Justiça pune ex-prefeito pela LRF

Adilson Camargo
| Tempo de leitura: 3 min

Pirajuí - O juiz Fábio Correia Bonini, da 1.ª Vara da Comarca de Pirajuí (58 quilômetros a Noroeste de Bauru), condenou em primeira instância o ex-prefeito da cidade Dino Rinaldi por descumprimento da Lei de Responsabilidade Fiscal (LRF).

É a primeira vez que um político da região é punido por não ter seguido as determinações para controle das contas públicas. A lei entrou em vigor em 2000.

Naquele ano, o ex-prefeito Rinaldi, que havia assumido o Executivo após a Câmara Municipal ter afastado o ex-prefeito José Carlos Ortega, contraiu despesa maior do que poderia pagar.

De acordo com a ação civil pública proposta pelo promotor Rodrigo Garcia, do Ministério Público de Pirajuí, nos últimos oito meses de mandato, o ex-prefeito teria empenhado despesas que não foram pagas dentro do exercício de 2000, sendo inscritas na relação “restos a pagar”.

Além disso, os cofres municipais não tinham reservas suficientes para quitar os débitos no exercício seguinte.

Pelas contas apresentadas pelo promotor, a despesa do município era de R$ 1,1 milhão, enquanto a disponibilidade de recursos existente ao fim do mandato era de apenas R$ 10,2 mil.

Desta forma, o juiz entendeu que o ex-prefeito violou os princípios constitucionais, cometendo assim ato de improbidade administrativa.

De acordo com a sentença do juiz local, o ex-prefeito teve seus direitos políticos suspensos por um prazo de quatro anos e ainda está obrigado a pagar multa equivalente a 20 vezes a remuneração que recebia enquanto prefeito.

Além disso, Rinaldi está impedido de contratar com o Poder Público por três anos.

Na época, o salário do prefeito girava em torno dos R$ 10 mil. Ou seja, caso não consiga reverter a punição em tribunais superiores, Rinaldi terá de pagar cerca de R$ 200 mil só de multa.

Por ser uma decisão de primeira instância, o ex-prefeito poderá recorrer primeiro ao Tribunal de Justiça, em São Paulo. Caso a sentença seja mantida, terá ainda a oportunidade de recorrer ao Superior Tribunal de Justiça, em Brasília.

A reportagem ligou ontem para a residência do ex-prefeito. Foi informado de que ele estava no Pronto-Socorro Municipal, onde trabalha como médico e só retornaria para casa à noite.

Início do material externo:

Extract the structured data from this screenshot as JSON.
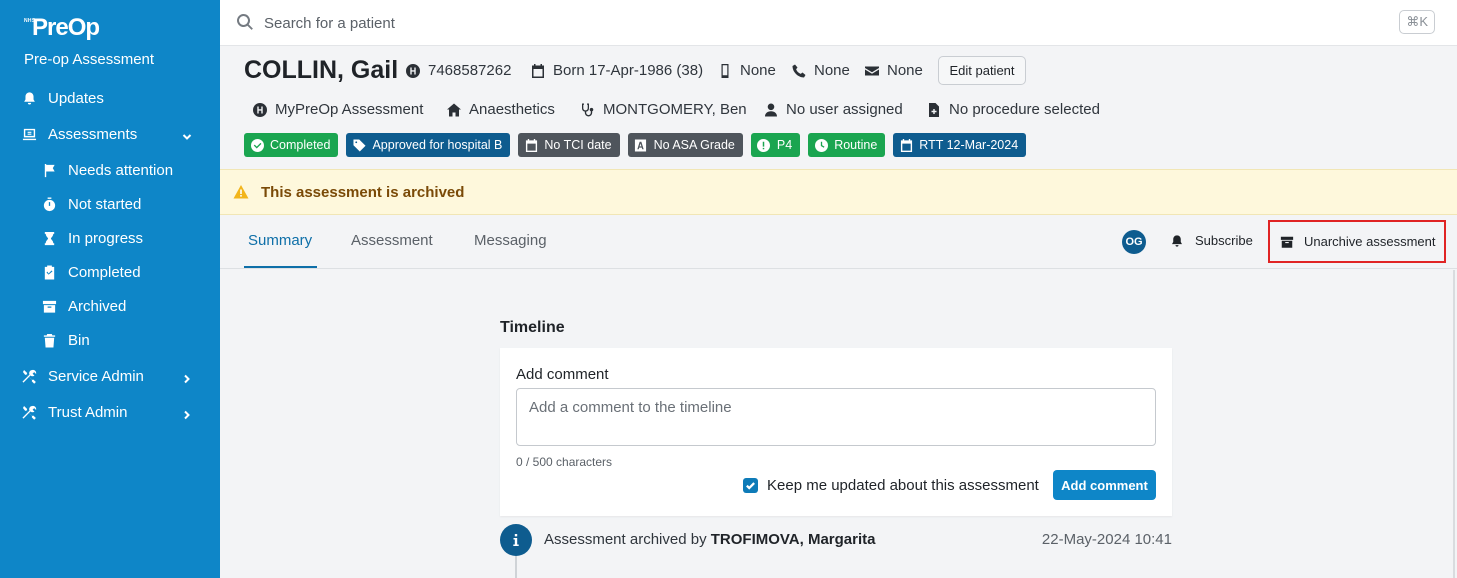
{
  "app": {
    "logo_sup": "NHS",
    "logo": "PreOp",
    "subtitle": "Pre-op Assessment"
  },
  "sidebar": {
    "items": [
      {
        "label": "Updates",
        "icon": "bell-icon"
      },
      {
        "label": "Assessments",
        "icon": "clipboard-icon",
        "expanded": true
      },
      {
        "label": "Needs attention",
        "icon": "flag-icon"
      },
      {
        "label": "Not started",
        "icon": "stopwatch-icon"
      },
      {
        "label": "In progress",
        "icon": "hourglass-icon"
      },
      {
        "label": "Completed",
        "icon": "clipboard-check-icon"
      },
      {
        "label": "Archived",
        "icon": "archive-box-icon"
      },
      {
        "label": "Bin",
        "icon": "trash-icon"
      },
      {
        "label": "Service Admin",
        "icon": "tools-icon"
      },
      {
        "label": "Trust Admin",
        "icon": "tools-icon"
      }
    ]
  },
  "search": {
    "placeholder": "Search for a patient",
    "shortcut": "⌘K"
  },
  "patient": {
    "name": "COLLIN, Gail",
    "nhs_number": "7468587262",
    "born": "Born 17-Apr-1986 (38)",
    "mobile": "None",
    "phone": "None",
    "email": "None",
    "edit_label": "Edit patient",
    "assessment_type": "MyPreOp Assessment",
    "department": "Anaesthetics",
    "clinician": "MONTGOMERY, Ben",
    "assigned_user": "No user assigned",
    "procedure": "No procedure selected"
  },
  "badges": [
    {
      "label": "Completed",
      "color": "#1aa550"
    },
    {
      "label": "Approved for hospital B",
      "color": "#0e5c8f"
    },
    {
      "label": "No TCI date",
      "color": "#4f555c"
    },
    {
      "label": "No ASA Grade",
      "color": "#4f555c"
    },
    {
      "label": "P4",
      "color": "#1aa550"
    },
    {
      "label": "Routine",
      "color": "#1aa550"
    },
    {
      "label": "RTT 12-Mar-2024",
      "color": "#0e5c8f"
    }
  ],
  "banner": {
    "text": "This assessment is archived"
  },
  "tabs": [
    {
      "label": "Summary",
      "active": true
    },
    {
      "label": "Assessment",
      "active": false
    },
    {
      "label": "Messaging",
      "active": false
    }
  ],
  "actions": {
    "avatar_initials": "OG",
    "subscribe_label": "Subscribe",
    "unarchive_label": "Unarchive assessment"
  },
  "timeline": {
    "heading": "Timeline",
    "add_comment_label": "Add comment",
    "comment_placeholder": "Add a comment to the timeline",
    "char_count": "0 / 500 characters",
    "keep_updated_label": "Keep me updated about this assessment",
    "keep_updated_checked": true,
    "add_button_label": "Add comment",
    "entries": [
      {
        "text": "Assessment archived by ",
        "user": "TROFIMOVA, Margarita",
        "time": "22-May-2024 10:41"
      }
    ]
  },
  "colors": {
    "sidebar_bg": "#0e86c8",
    "accent": "#0e6fa8",
    "banner_bg": "#fef8dc",
    "highlight_border": "#e02424"
  }
}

Foi deixado recado para ele entrar em contato com a reportagem, mas até o fechamento desta edição, Rinaldi não havia retornado a ligação.

No processo, ele se defendeu argumentando que no último ano de seu mandato havia despesas obrigatórias, bem como outras imprescindíveis, decorrentes até mesmo de condenação judicial, e que não podiam ser adiadas.

Analisando os documentos que foram anexados ao processo, o juiz concluiu, no entanto, que as despesas foram empenhadas durante a vigência da Lei de Responsabilidade Fiscal e que o então prefeito sabia das consequências.

O juiz não aceitou o argumento de que se tratavam de despesas “obrigatórias e imprescindíveis”. Na avaliação dele, se não existiam condições financeiras para o pagamento dessas despesas, o município deveria tê-lo adiado.

Entre as despesas estão dívidas com o fornecimento de energia elétrica e com o hospital da cidade, entre diversos outros.